The ratification process has drawn fire from some investors for being protracted and failing to provide the fund with enough cash to prevent the crisis leaking beyond Greece. Curbing the scope of policy makers to do more is the suspicion taxpayers in AAA-rated countries such as Germany and Finland would balk at stumping up even more rescue cash.
That has fanned speculation Europe may eventually ratchet up the fund’s spending power, perhaps by using the bonds it sells as collateral to borrow more cash from the ECB. Another proposal is to mimic a U.S. program established following the 2008 collapse of Lehman Brothers Holdings Inc. by allowing the fund to offer the ECB credit protection for buying more sovereign bonds.
“It is very important that we look at the possibility of leveraging the EFSF resources and funding to have a stronger impact and make it more effective,” European Union Monetary Affairs Commissioner Olli Rehn said in Washington yesterday. French Finance Minister Francois Baroin said separately that policy makers “need the right firewall to prevent contagion” and can discuss giving the fund “the necessary strength.”

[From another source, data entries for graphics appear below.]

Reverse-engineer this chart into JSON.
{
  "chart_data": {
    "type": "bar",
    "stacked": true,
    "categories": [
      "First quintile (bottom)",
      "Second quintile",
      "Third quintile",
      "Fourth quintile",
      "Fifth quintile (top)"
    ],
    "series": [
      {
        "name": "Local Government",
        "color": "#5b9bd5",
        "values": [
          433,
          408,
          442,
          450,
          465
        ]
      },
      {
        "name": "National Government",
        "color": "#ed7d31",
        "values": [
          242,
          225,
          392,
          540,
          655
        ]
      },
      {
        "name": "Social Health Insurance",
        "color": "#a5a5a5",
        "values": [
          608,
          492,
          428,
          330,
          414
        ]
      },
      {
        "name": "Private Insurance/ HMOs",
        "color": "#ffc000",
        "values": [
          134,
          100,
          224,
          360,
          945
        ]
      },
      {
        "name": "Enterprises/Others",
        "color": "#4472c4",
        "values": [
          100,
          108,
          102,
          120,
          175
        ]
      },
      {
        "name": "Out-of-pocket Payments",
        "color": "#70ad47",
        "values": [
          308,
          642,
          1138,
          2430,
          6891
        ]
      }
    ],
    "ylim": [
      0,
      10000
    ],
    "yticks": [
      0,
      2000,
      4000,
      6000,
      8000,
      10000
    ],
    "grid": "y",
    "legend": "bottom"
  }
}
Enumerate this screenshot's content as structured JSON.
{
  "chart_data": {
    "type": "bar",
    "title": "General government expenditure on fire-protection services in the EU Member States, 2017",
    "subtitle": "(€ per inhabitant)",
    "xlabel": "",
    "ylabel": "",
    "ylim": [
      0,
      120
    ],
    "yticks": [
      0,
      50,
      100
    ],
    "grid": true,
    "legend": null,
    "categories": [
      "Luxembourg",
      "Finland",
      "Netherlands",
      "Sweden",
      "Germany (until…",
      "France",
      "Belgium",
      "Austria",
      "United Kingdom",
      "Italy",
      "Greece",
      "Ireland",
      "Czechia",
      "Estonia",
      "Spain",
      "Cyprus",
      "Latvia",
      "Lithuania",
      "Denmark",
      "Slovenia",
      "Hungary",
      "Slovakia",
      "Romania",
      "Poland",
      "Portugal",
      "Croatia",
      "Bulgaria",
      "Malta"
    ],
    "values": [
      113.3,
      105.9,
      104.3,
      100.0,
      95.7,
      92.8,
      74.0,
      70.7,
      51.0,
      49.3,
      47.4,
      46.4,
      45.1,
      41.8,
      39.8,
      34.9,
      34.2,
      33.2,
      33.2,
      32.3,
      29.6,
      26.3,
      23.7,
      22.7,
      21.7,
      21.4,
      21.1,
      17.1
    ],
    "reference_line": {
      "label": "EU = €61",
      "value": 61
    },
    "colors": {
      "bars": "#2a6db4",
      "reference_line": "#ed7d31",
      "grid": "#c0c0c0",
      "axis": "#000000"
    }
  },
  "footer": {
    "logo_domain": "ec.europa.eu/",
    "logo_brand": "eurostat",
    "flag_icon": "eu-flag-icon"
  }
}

Weidmann has said he opposes turning the EFSF into a bank that can refinance itself at the ECB as it would amount to “monetizing state debt.” Coene also said he’s “not sure that will be a good idea.”
Coene signaled reluctance to step up the central bank’s government bond purchase program even after the IMF said Sept. 20 the ECB “must continue to intervene strongly” in European debt markets to “maintain orderly conditions.”
“I think it has been a helpful element in the beginning but of course it cannot be a structural element of the system,” the Belgian central banker said. “The main reason was that we wanted to keep the transmission of monetary policy as good as possible until the moment that the EFSF will be able to take over” the bond buying, he said.
The ECB was forced to restart the purchases last month after governments failed to convince investors they can solve the crisis which, according to a research paper published by the ECB this week, is putting the survival of the euro at risk. ECB Executive Board member Juergen Stark, a co-author of that paper, resigned this month to protest the bond program.
ECB Vice President Vitor Constancio said in Frankfurt last night that sustained bond purchases by the central bank would only delay the fiscal adjustments that euro-area governments need to make.
So far, only seven of the euro area’s 17 governments have ratified the upgrade of the EFSF.